Suppose I have a great idea for a new kind of algorithm to match customers with products. I could start my own online retailer built around that algorithm, but Amazon could just copy it (rather than acquiring my company), so I don’t. Yet in this hypothetical example, since I don’t actually start my start-up, Amazon actually doesn’t invent the new recommendation algorithm, and the innovation never gets done!

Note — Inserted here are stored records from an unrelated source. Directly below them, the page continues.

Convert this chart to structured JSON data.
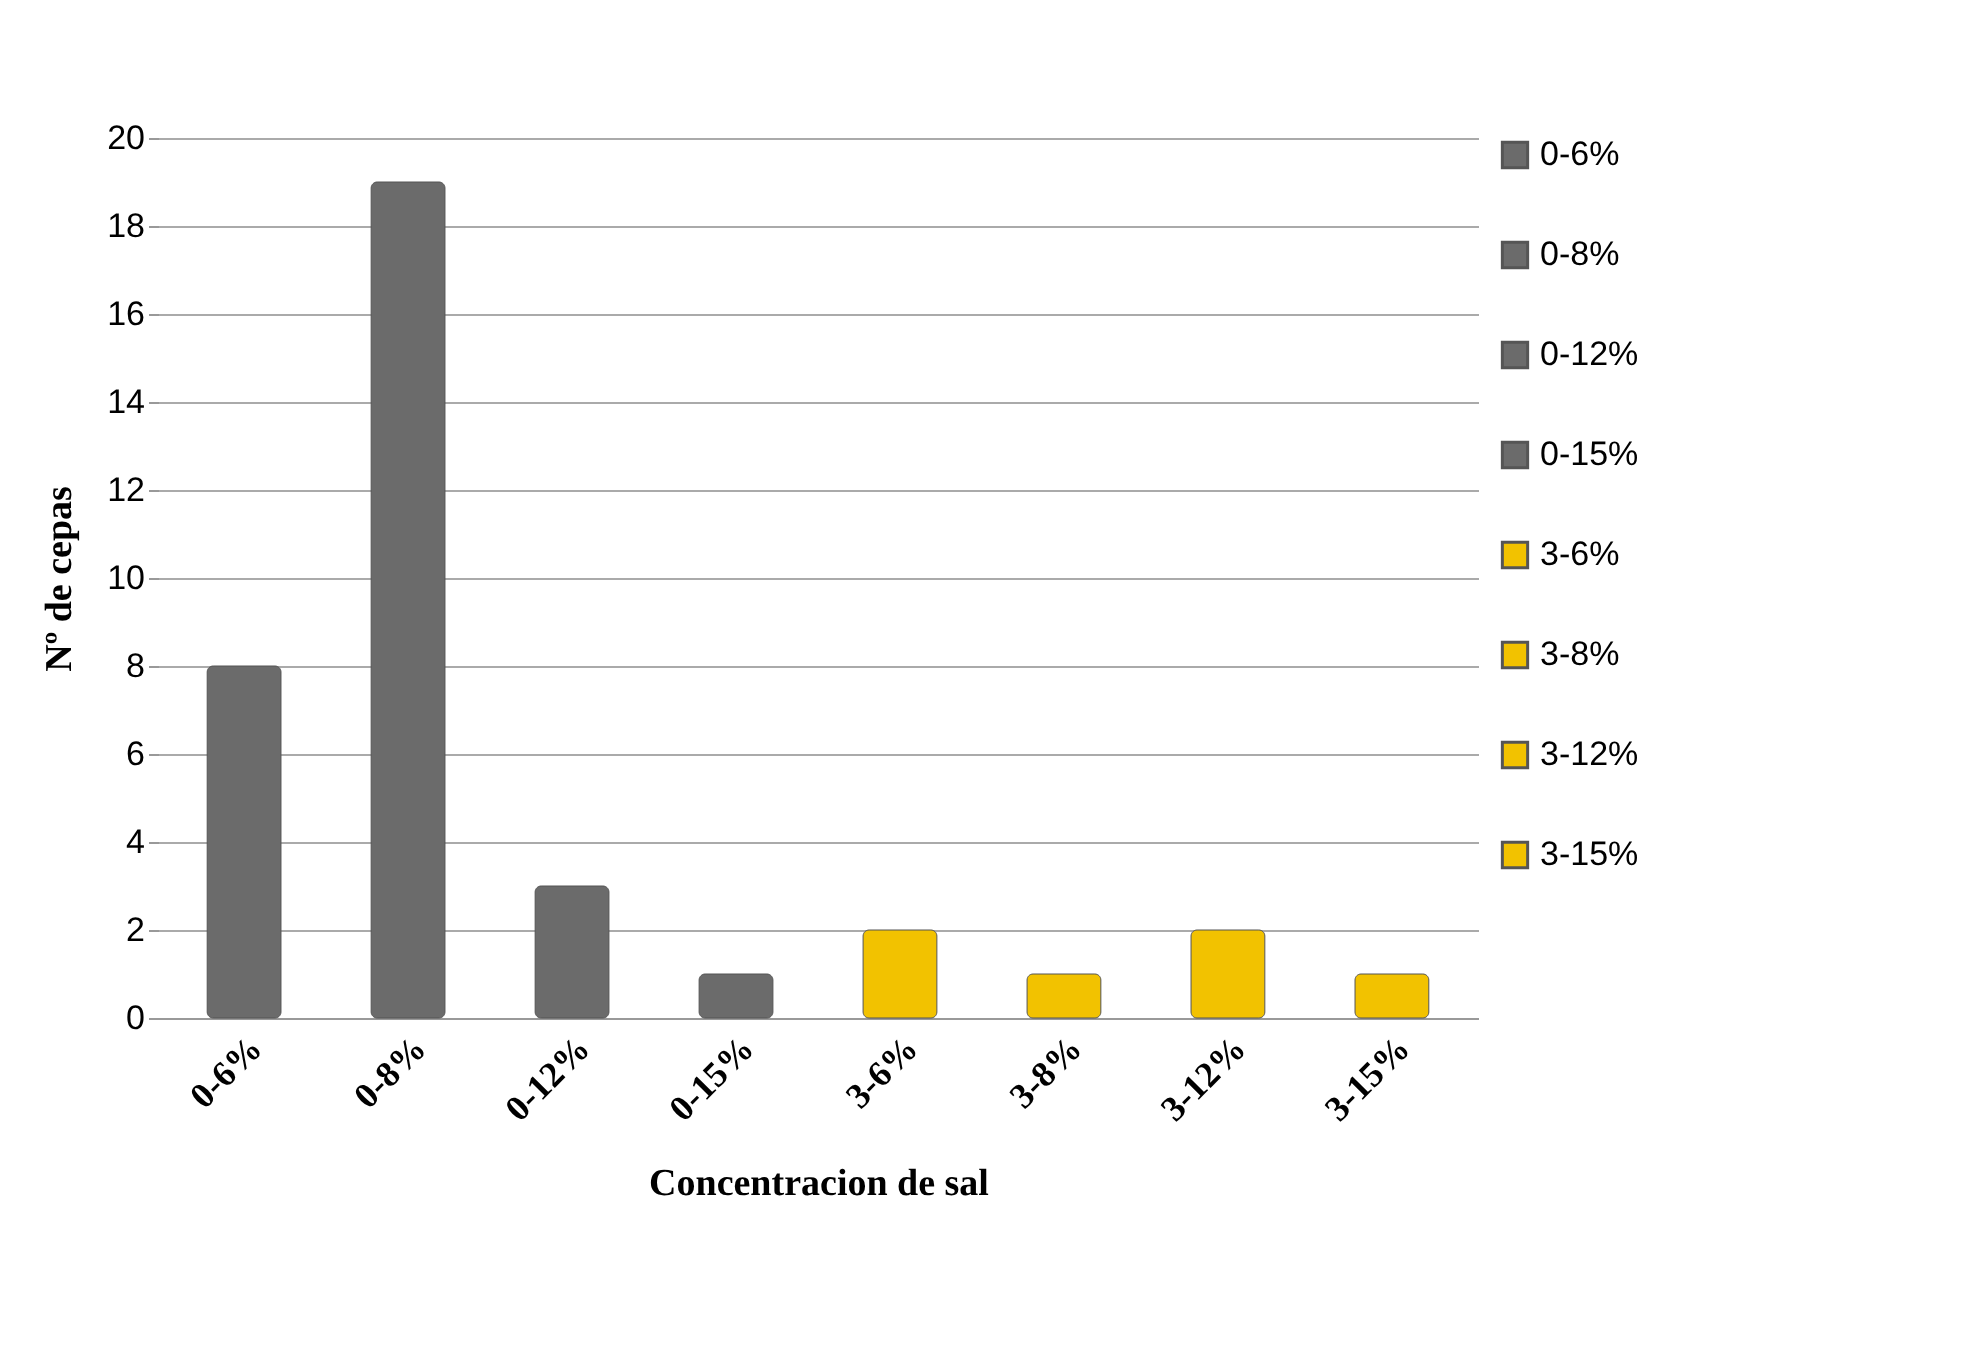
{
  "chart_data": {
    "type": "bar",
    "xlabel": "Concentracion de sal",
    "ylabel": "Nº de cepas",
    "categories": [
      "0-6%",
      "0-8%",
      "0-12%",
      "0-15%",
      "3-6%",
      "3-8%",
      "3-12%",
      "3-15%"
    ],
    "series": [
      {
        "name": "0-6%",
        "color": "#6b6b6b",
        "values": [
          8,
          null,
          null,
          null,
          null,
          null,
          null,
          null
        ]
      },
      {
        "name": "0-8%",
        "color": "#6b6b6b",
        "values": [
          null,
          19,
          null,
          null,
          null,
          null,
          null,
          null
        ]
      },
      {
        "name": "0-12%",
        "color": "#6b6b6b",
        "values": [
          null,
          null,
          3,
          null,
          null,
          null,
          null,
          null
        ]
      },
      {
        "name": "0-15%",
        "color": "#6b6b6b",
        "values": [
          null,
          null,
          null,
          1,
          null,
          null,
          null,
          null
        ]
      },
      {
        "name": "3-6%",
        "color": "#f2c200",
        "values": [
          null,
          null,
          null,
          null,
          2,
          null,
          null,
          null
        ]
      },
      {
        "name": "3-8%",
        "color": "#f2c200",
        "values": [
          null,
          null,
          null,
          null,
          null,
          1,
          null,
          null
        ]
      },
      {
        "name": "3-12%",
        "color": "#f2c200",
        "values": [
          null,
          null,
          null,
          null,
          null,
          null,
          2,
          null
        ]
      },
      {
        "name": "3-15%",
        "color": "#f2c200",
        "values": [
          null,
          null,
          null,
          null,
          null,
          null,
          null,
          1
        ]
      }
    ],
    "ylim": [
      0,
      20
    ],
    "yticks": [
      0,
      2,
      4,
      6,
      8,
      10,
      12,
      14,
      16,
      18,
      20
    ],
    "grid": "y",
    "legend": "right"
  }
}
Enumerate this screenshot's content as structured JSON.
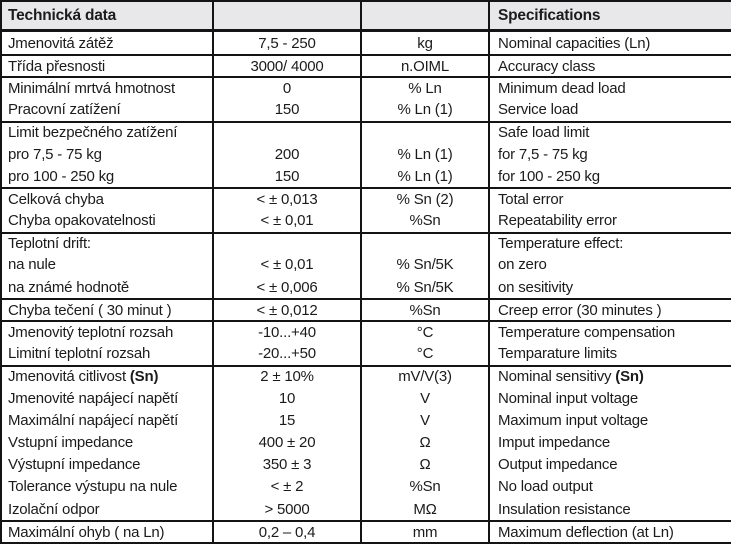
{
  "table": {
    "colors": {
      "header_bg": "#e8e8ea",
      "line": "#141414",
      "text": "#1b1b1d"
    },
    "header": {
      "czech_title": "Technická data",
      "english_title": "Specifications"
    },
    "rows": [
      {
        "cs": "Jmenovitá zátěž",
        "value": "7,5 - 250",
        "unit": "kg",
        "en": "Nominal capacities (Ln)",
        "sep": false
      },
      {
        "cs": "Třída přesnosti",
        "value": "3000/ 4000",
        "unit": "n.OIML",
        "en": "Accuracy class",
        "sep": true
      },
      {
        "cs": "Minimální mrtvá hmotnost",
        "value": "0",
        "unit": "% Ln",
        "en": "Minimum dead load",
        "sep": true
      },
      {
        "cs": "Pracovní zatížení",
        "value": "150",
        "unit": "% Ln (1)",
        "en": "Service load",
        "sep": false
      },
      {
        "cs": "Limit bezpečného zatížení",
        "value": "",
        "unit": "",
        "en": "Safe load limit",
        "sep": true
      },
      {
        "cs": "pro 7,5 - 75 kg",
        "value": "200",
        "unit": "% Ln (1)",
        "en": "for 7,5 - 75 kg",
        "sep": false
      },
      {
        "cs": "pro 100 - 250 kg",
        "value": "150",
        "unit": "% Ln (1)",
        "en": "for 100 - 250 kg",
        "sep": false
      },
      {
        "cs": "Celková chyba",
        "value": "< ± 0,013",
        "unit": "% Sn (2)",
        "en": "Total error",
        "sep": true
      },
      {
        "cs": "Chyba opakovatelnosti",
        "value": "< ± 0,01",
        "unit": "%Sn",
        "en": "Repeatability error",
        "sep": false
      },
      {
        "cs": "Teplotní drift:",
        "value": "",
        "unit": "",
        "en": "Temperature effect:",
        "sep": true
      },
      {
        "cs": "na nule",
        "value": "< ± 0,01",
        "unit": "% Sn/5K",
        "en": "on zero",
        "sep": false
      },
      {
        "cs": "na známé hodnotě",
        "value": "< ± 0,006",
        "unit": "% Sn/5K",
        "en": "on sesitivity",
        "sep": false
      },
      {
        "cs": "Chyba tečení ( 30 minut )",
        "value": "< ± 0,012",
        "unit": "%Sn",
        "en": "Creep error (30 minutes )",
        "sep": true
      },
      {
        "cs": "Jmenovitý teplotní rozsah",
        "value": "-10...+40",
        "unit": "°C",
        "en": "Temperature compensation",
        "sep": true
      },
      {
        "cs": "Limitní teplotní rozsah",
        "value": "-20...+50",
        "unit": "°C",
        "en": "Temparature limits",
        "sep": false
      },
      {
        "cs": "Jmenovitá citlivost ",
        "cs_b": "(Sn)",
        "value": "2 ± 10%",
        "unit": "mV/V(3)",
        "en": "Nominal sensitivy ",
        "en_b": "(Sn)",
        "sep": true
      },
      {
        "cs": "Jmenovité napájecí napětí",
        "value": "10",
        "unit": "V",
        "en": "Nominal input voltage",
        "sep": false
      },
      {
        "cs": "Maximální napájecí napětí",
        "value": "15",
        "unit": "V",
        "en": "Maximum input voltage",
        "sep": false
      },
      {
        "cs": "Vstupní impedance",
        "value": "400 ± 20",
        "unit": "Ω",
        "en": "Imput impedance",
        "sep": false
      },
      {
        "cs": "Výstupní impedance",
        "value": "350 ± 3",
        "unit": "Ω",
        "en": "Output impedance",
        "sep": false
      },
      {
        "cs": "Tolerance výstupu na nule",
        "value": "< ± 2",
        "unit": "%Sn",
        "en": "No load output",
        "sep": false
      },
      {
        "cs": "Izolační odpor",
        "value": "> 5000",
        "unit": "MΩ",
        "en": "Insulation resistance",
        "sep": false
      },
      {
        "cs": "Maximální ohyb ( na Ln)",
        "value": "0,2 – 0,4",
        "unit": "mm",
        "en": "Maximum deflection (at Ln)",
        "sep": true
      }
    ]
  }
}
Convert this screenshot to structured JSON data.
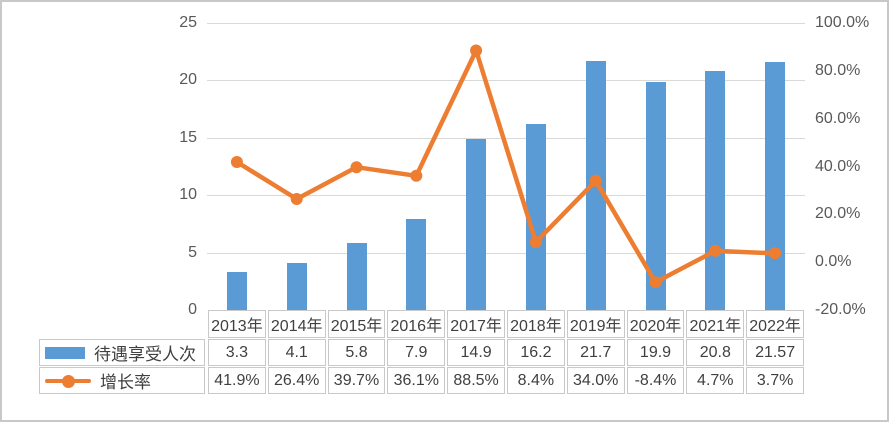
{
  "chart_data": {
    "type": "combo-bar-line",
    "categories": [
      "2013年",
      "2014年",
      "2015年",
      "2016年",
      "2017年",
      "2018年",
      "2019年",
      "2020年",
      "2021年",
      "2022年"
    ],
    "series": [
      {
        "name": "待遇享受人次",
        "type": "bar",
        "axis": "left",
        "color": "#5B9BD5",
        "values": [
          3.3,
          4.1,
          5.8,
          7.9,
          14.9,
          16.2,
          21.7,
          19.9,
          20.8,
          21.57
        ],
        "labels": [
          "3.3",
          "4.1",
          "5.8",
          "7.9",
          "14.9",
          "16.2",
          "21.7",
          "19.9",
          "20.8",
          "21.57"
        ]
      },
      {
        "name": "增长率",
        "type": "line",
        "axis": "right",
        "color": "#ED7D31",
        "values": [
          41.9,
          26.4,
          39.7,
          36.1,
          88.5,
          8.4,
          34.0,
          -8.4,
          4.7,
          3.7
        ],
        "labels": [
          "41.9%",
          "26.4%",
          "39.7%",
          "36.1%",
          "88.5%",
          "8.4%",
          "34.0%",
          "-8.4%",
          "4.7%",
          "3.7%"
        ]
      }
    ],
    "left_axis": {
      "min": 0,
      "max": 25,
      "ticks": [
        "25",
        "20",
        "15",
        "10",
        "5",
        "0"
      ]
    },
    "right_axis": {
      "min": -20,
      "max": 100,
      "ticks": [
        "100.0%",
        "80.0%",
        "60.0%",
        "40.0%",
        "20.0%",
        "0.0%",
        "-20.0%"
      ]
    },
    "grid": true,
    "legend_position": "table-left",
    "data_table": true
  },
  "colors": {
    "bar": "#5B9BD5",
    "line": "#ED7D31",
    "gridline": "#D9D9D9",
    "frame_border": "#C8C8C8",
    "table_border": "#C9C9C9",
    "axis_text": "#595959",
    "table_text": "#404040"
  }
}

In other words, big tech companies might be acting like Walmart and Target, but muscling out tech startups rather than mom-and-pop stores. But unlike the retail sector, competition in the innovation space might sometimes leave new ideas unexploited.
The source of the decline in startup dynamism isn’t yet known. More research, and better understanding of the last few years, is needed before any definitive conclusions are reached. But if the tech sector is getting too concentrated, regulators might take a second look at options to reduce the dominance of the big players. — Bloomberg
This article does not necessarily reflect the opinion of the editorial board or Bloomberg LP and its owners.